The book is in three sections. The first examines the different activities that could be and/or are described as brainwashing, the second examines the brain itself, its surprising fluidity and the different activities and mechanisms that could be the subject of attempts at thought control, and the final section looks at the possible future developments in brainwashing, and whether it is possible to have strategies for resistance.
Few criticisms can be raised here. Surprisingly, one of these might be that Taylor is too scrupulously fair – so a lot of statements are bordered around by qualifications and “excepts” and “despites”, which is honest but breaks up the flow of a good read. It’s also a long book – only around 300 pages, but of tight-packed, smallish text – and for the lay reader she probably goes into too much detail on the workings of the brain. That’s really all that comes between this book and a five star rating.

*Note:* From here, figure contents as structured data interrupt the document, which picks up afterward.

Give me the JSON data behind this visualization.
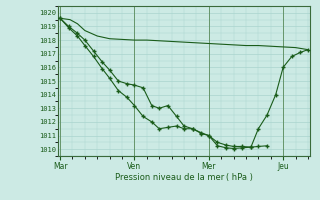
{
  "xlabel": "Pression niveau de la mer ( hPa )",
  "background_color": "#cceae4",
  "grid_color": "#aad4ce",
  "line_color": "#1a5c1a",
  "ylim": [
    1009.5,
    1020.5
  ],
  "yticks": [
    1010,
    1011,
    1012,
    1013,
    1014,
    1015,
    1016,
    1017,
    1018,
    1019,
    1020
  ],
  "day_labels": [
    "Mar",
    "Ven",
    "Mer",
    "Jeu"
  ],
  "day_positions": [
    0.0,
    3.0,
    6.0,
    9.0
  ],
  "xlim": [
    -0.1,
    10.1
  ],
  "line1_x": [
    0.0,
    0.4,
    0.7,
    1.0,
    1.5,
    2.0,
    2.5,
    3.0,
    3.5,
    4.0,
    4.5,
    5.0,
    5.5,
    6.0,
    6.5,
    7.0,
    7.5,
    8.0,
    8.5,
    9.0,
    9.5,
    10.0
  ],
  "line1_y": [
    1019.6,
    1019.5,
    1019.2,
    1018.7,
    1018.3,
    1018.1,
    1018.05,
    1018.0,
    1018.0,
    1017.95,
    1017.9,
    1017.85,
    1017.8,
    1017.75,
    1017.7,
    1017.65,
    1017.6,
    1017.6,
    1017.55,
    1017.5,
    1017.45,
    1017.3
  ],
  "line2_x": [
    0.0,
    0.35,
    0.7,
    1.0,
    1.35,
    1.7,
    2.0,
    2.35,
    2.7,
    3.0,
    3.35,
    3.7,
    4.0,
    4.35,
    4.7,
    5.0,
    5.35,
    5.7,
    6.0,
    6.35,
    6.7,
    7.0,
    7.35,
    7.7,
    8.0,
    8.35
  ],
  "line2_y": [
    1019.6,
    1019.0,
    1018.5,
    1018.0,
    1017.2,
    1016.4,
    1015.8,
    1015.0,
    1014.8,
    1014.7,
    1014.5,
    1013.2,
    1013.0,
    1013.2,
    1012.4,
    1011.7,
    1011.5,
    1011.15,
    1011.0,
    1010.25,
    1010.1,
    1010.05,
    1010.1,
    1010.15,
    1010.2,
    1010.25
  ],
  "line3_x": [
    0.0,
    0.35,
    0.7,
    1.0,
    1.35,
    1.7,
    2.0,
    2.35,
    2.7,
    3.0,
    3.35,
    3.7,
    4.0,
    4.35,
    4.7,
    5.0,
    5.35,
    5.7,
    6.0,
    6.35,
    6.7,
    7.0,
    7.35,
    7.7,
    8.0,
    8.35,
    8.7,
    9.0,
    9.35,
    9.7,
    10.0
  ],
  "line3_y": [
    1019.6,
    1018.9,
    1018.3,
    1017.6,
    1016.8,
    1015.9,
    1015.2,
    1014.3,
    1013.8,
    1013.2,
    1012.4,
    1012.0,
    1011.5,
    1011.6,
    1011.7,
    1011.5,
    1011.5,
    1011.2,
    1011.0,
    1010.5,
    1010.3,
    1010.2,
    1010.2,
    1010.15,
    1011.5,
    1012.5,
    1014.0,
    1016.0,
    1016.8,
    1017.1,
    1017.3
  ]
}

One of the best things about reading Brainwashing is Taylor’s light touch with language – she really does write as if a real person is sharing with you something that fascinates her, and she knows you will be interested in too. It’s a delight. Also Taylor is quite happy to take on some heavyweights for their oversimplifying – you might even say brainwashing – approach in putting across a scientific message. So for example, she points out how Richard Dawkins and Susan Blackmore misinterpret the idea of faith by associating its dangers with religion, thus blundering into blaming religion for most of the world’s woes without considering how totally religion-free inter-human disasters from the Chinese cultural revolution to Nazi Germany have been even more destructive. Taylor isn’t supporting religion, but rather pointing out the over-dependence on simplistic views that is a common feature of brainwashing, and that is being incorrectly used to put down religion here – her standpoint should be obvious, but it takes guts to oppose names like Dawkins and Blackmore.
Altogether a thoughtful, insightful and thoroughly well-written book on a subject that is often mentioned but rarely understood.